Prolog.co.id – Presiden Joko Widodo (Jokowi) memberikan insentif pajak bagi eksportir yang menyimpan Devisa Hasil Ekspor (DHE) Sumber Daya Alam (SDA) dalam instrumen moneter dan keuangan di Indonesia. Insentif ini diatur dalam Peraturan Pemerintah (PP) Nomor 22 Tahun 2024 tentang Perlakuan Pajak Penghasilan atas Penghasilan dari Penempatan DHE SDA pada Instrumen Moneter atau Instrumen Keuangan Tertentu di Indonesia.
PP tersebut ditandatangani oleh Jokowi pada 20 Mei 2024 dan diundangkan pada hari yang sama oleh Mensesneg, Pratikno.

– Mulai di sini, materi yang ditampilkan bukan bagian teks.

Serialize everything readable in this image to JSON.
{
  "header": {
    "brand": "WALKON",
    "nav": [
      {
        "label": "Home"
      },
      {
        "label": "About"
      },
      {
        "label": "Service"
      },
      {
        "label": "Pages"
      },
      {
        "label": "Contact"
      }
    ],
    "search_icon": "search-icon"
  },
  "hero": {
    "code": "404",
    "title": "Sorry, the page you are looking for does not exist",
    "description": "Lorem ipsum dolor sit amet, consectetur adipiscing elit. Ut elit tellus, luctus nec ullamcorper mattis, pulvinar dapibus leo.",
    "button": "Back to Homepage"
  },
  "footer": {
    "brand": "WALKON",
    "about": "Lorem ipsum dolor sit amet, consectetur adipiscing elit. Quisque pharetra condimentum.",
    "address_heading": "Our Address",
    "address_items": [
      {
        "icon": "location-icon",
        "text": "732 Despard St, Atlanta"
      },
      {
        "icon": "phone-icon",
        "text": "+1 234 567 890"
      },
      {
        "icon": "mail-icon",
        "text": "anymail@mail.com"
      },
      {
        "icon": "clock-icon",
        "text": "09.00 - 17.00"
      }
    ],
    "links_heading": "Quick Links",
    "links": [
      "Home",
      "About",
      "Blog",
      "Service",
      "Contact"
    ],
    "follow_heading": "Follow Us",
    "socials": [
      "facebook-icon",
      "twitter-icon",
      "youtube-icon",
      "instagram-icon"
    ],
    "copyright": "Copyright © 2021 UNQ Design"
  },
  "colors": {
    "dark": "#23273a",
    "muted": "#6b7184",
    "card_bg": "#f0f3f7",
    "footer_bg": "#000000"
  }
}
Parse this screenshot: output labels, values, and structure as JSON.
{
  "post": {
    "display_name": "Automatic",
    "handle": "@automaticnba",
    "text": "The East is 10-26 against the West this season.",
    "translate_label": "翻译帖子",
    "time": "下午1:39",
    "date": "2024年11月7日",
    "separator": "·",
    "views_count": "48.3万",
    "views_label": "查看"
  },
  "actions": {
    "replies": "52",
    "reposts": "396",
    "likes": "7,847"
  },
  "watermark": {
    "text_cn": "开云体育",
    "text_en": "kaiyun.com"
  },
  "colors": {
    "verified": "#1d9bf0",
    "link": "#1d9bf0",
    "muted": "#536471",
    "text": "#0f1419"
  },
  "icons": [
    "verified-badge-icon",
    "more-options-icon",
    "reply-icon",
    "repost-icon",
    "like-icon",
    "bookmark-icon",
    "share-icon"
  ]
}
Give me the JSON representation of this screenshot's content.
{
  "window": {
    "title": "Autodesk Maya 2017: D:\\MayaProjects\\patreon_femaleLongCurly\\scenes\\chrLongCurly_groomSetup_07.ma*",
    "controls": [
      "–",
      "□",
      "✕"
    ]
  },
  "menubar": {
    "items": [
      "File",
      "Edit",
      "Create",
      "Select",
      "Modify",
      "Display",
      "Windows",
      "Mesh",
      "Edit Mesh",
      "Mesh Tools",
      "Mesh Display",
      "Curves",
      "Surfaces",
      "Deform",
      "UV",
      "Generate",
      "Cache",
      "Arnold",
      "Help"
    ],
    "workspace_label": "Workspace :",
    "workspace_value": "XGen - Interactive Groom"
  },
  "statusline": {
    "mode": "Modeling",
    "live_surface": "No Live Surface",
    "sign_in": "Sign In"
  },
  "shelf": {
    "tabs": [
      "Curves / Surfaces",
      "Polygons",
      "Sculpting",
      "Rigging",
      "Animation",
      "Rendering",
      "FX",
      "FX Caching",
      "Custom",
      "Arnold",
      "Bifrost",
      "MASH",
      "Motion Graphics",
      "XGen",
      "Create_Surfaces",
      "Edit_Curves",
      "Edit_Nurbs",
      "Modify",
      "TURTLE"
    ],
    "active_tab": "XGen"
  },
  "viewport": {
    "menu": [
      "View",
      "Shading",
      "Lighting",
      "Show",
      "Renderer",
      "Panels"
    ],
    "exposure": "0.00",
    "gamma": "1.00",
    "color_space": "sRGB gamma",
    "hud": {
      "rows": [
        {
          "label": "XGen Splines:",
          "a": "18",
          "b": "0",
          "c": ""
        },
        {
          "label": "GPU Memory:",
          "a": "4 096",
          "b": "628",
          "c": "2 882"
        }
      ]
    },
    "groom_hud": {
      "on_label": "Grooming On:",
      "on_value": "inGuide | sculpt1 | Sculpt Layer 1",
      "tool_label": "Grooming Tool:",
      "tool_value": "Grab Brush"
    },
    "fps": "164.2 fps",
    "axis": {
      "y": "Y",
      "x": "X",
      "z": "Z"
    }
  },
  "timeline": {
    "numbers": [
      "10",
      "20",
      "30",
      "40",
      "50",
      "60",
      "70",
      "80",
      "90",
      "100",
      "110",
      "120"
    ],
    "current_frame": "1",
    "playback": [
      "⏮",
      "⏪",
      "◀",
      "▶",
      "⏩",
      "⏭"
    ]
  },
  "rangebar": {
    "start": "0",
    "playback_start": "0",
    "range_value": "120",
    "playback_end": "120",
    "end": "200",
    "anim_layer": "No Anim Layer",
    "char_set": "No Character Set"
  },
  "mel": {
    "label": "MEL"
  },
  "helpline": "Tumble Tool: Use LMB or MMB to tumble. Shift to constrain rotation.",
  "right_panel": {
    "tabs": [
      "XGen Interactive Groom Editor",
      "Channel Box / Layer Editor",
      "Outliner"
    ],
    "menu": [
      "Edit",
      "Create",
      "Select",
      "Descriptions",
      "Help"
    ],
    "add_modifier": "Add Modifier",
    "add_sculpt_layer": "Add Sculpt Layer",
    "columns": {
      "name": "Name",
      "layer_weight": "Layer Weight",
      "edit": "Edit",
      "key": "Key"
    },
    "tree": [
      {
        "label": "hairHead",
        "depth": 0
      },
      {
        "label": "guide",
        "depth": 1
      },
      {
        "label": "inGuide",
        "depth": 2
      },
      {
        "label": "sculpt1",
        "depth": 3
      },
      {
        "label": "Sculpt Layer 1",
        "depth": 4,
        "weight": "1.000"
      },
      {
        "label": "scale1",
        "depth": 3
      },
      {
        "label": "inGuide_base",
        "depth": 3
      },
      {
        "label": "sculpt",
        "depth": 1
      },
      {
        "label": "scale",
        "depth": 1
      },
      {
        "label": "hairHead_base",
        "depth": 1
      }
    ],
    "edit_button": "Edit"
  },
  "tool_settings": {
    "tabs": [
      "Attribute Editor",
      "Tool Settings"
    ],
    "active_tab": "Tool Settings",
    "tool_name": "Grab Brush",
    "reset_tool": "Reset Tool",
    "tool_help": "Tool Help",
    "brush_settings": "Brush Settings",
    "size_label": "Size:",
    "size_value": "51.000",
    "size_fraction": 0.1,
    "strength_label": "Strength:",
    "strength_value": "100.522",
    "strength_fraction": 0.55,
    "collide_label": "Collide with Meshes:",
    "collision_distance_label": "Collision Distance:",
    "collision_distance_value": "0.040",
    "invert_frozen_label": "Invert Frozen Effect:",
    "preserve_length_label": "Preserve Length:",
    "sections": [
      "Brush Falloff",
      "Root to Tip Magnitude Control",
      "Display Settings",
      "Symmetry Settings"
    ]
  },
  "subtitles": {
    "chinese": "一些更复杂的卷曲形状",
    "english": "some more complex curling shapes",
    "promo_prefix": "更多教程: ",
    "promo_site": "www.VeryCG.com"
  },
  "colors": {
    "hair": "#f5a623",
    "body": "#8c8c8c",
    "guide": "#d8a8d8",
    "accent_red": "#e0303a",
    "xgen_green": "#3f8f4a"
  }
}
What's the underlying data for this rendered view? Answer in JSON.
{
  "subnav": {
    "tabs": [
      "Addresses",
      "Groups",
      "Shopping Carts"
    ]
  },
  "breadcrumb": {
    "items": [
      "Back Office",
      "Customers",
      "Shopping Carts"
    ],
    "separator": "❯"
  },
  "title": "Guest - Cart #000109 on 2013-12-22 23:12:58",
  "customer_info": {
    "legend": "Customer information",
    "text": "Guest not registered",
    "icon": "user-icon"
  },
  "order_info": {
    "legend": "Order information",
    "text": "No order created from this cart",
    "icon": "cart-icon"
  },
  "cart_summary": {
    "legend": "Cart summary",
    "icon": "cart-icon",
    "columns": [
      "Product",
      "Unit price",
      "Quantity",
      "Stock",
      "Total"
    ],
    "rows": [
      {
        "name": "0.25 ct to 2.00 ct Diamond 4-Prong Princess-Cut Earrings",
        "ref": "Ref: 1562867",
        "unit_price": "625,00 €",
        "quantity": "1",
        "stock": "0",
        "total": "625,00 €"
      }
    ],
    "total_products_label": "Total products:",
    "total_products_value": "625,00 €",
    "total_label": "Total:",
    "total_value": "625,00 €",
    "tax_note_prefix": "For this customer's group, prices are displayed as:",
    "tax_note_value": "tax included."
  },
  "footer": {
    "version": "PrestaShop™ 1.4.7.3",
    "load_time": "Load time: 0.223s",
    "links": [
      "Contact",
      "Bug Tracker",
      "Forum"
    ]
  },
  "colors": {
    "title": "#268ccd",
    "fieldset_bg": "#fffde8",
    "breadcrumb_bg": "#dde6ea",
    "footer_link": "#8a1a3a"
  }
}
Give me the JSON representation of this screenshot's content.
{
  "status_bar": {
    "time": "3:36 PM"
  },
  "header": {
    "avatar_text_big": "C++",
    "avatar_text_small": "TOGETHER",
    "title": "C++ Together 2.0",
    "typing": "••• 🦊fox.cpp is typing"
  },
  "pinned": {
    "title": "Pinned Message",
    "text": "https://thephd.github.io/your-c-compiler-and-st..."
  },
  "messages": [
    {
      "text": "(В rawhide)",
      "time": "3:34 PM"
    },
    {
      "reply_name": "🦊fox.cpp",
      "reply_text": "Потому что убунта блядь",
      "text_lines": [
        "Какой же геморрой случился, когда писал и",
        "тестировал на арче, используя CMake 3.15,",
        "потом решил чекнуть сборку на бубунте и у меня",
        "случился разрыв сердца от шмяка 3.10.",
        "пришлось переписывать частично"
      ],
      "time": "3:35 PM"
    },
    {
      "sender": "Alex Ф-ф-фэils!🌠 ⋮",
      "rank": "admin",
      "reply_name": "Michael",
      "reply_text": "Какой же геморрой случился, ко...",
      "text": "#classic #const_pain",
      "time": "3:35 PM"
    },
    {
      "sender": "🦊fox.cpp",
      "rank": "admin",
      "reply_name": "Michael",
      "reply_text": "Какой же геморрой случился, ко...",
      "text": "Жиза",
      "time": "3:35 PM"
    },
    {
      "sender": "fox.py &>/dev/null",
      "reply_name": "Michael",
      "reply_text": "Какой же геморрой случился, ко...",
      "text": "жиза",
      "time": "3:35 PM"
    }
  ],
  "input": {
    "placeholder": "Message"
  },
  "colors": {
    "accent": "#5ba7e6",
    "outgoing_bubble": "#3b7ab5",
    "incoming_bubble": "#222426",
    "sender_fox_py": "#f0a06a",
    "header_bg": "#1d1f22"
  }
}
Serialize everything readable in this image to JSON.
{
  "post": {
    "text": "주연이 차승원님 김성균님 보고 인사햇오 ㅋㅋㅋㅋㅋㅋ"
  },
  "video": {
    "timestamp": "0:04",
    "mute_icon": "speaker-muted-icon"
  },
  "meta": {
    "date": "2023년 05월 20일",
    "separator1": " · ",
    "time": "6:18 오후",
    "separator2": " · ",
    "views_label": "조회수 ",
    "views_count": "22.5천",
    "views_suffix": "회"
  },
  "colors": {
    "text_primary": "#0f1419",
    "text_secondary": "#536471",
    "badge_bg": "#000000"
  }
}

Aturan ini menyatakan bahwa penghasilan yang diperoleh eksportir dari penempatan DHE SDA pada instrumen moneter atau keuangan di dalam negeri dikenakan Pajak Penghasilan (PPh) bersifat final.
Instrumen yang dimaksud meliputi instrumen perbankan, instrumen keuangan yang diterbitkan Lembaga Pembiayaan Ekspor Indonesia (LPEI), atau instrumen moneter yang diterbitkan Bank Indonesia (BI), seperti deposito bank, term deposit operasi pasar terbuka konvensional dalam valuta asing (valas), surat sanggup LPEI, dan instrumen lain yang ditetapkan Menteri Keuangan setelah berkoordinasi dengan Gubernur BI.
Menurut Pasal 4 Ayat 2 (a), tarif PPh final atas penghasilan dalam valas adalah:
- 0% untuk penempatan lebih dari 6 bulan;
- 2,5% untuk penempatan selama 6 bulan;
- 7,5% untuk penempatan antara 3 bulan sampai kurang dari 6 bulan;
- 10% untuk penempatan antara 1 bulan sampai kurang dari 3 bulan.
Insentif pajak juga diberikan untuk dana yang dikonversi dari valas ke Rupiah, dengan tarif:
- 0% untuk penempatan 6 bulan atau lebih;
- 2,5% untuk penempatan antara 3 bulan sampai kurang dari 6 bulan;
- 5% untuk penempatan antara 1 bulan sampai kurang dari 3 bulan.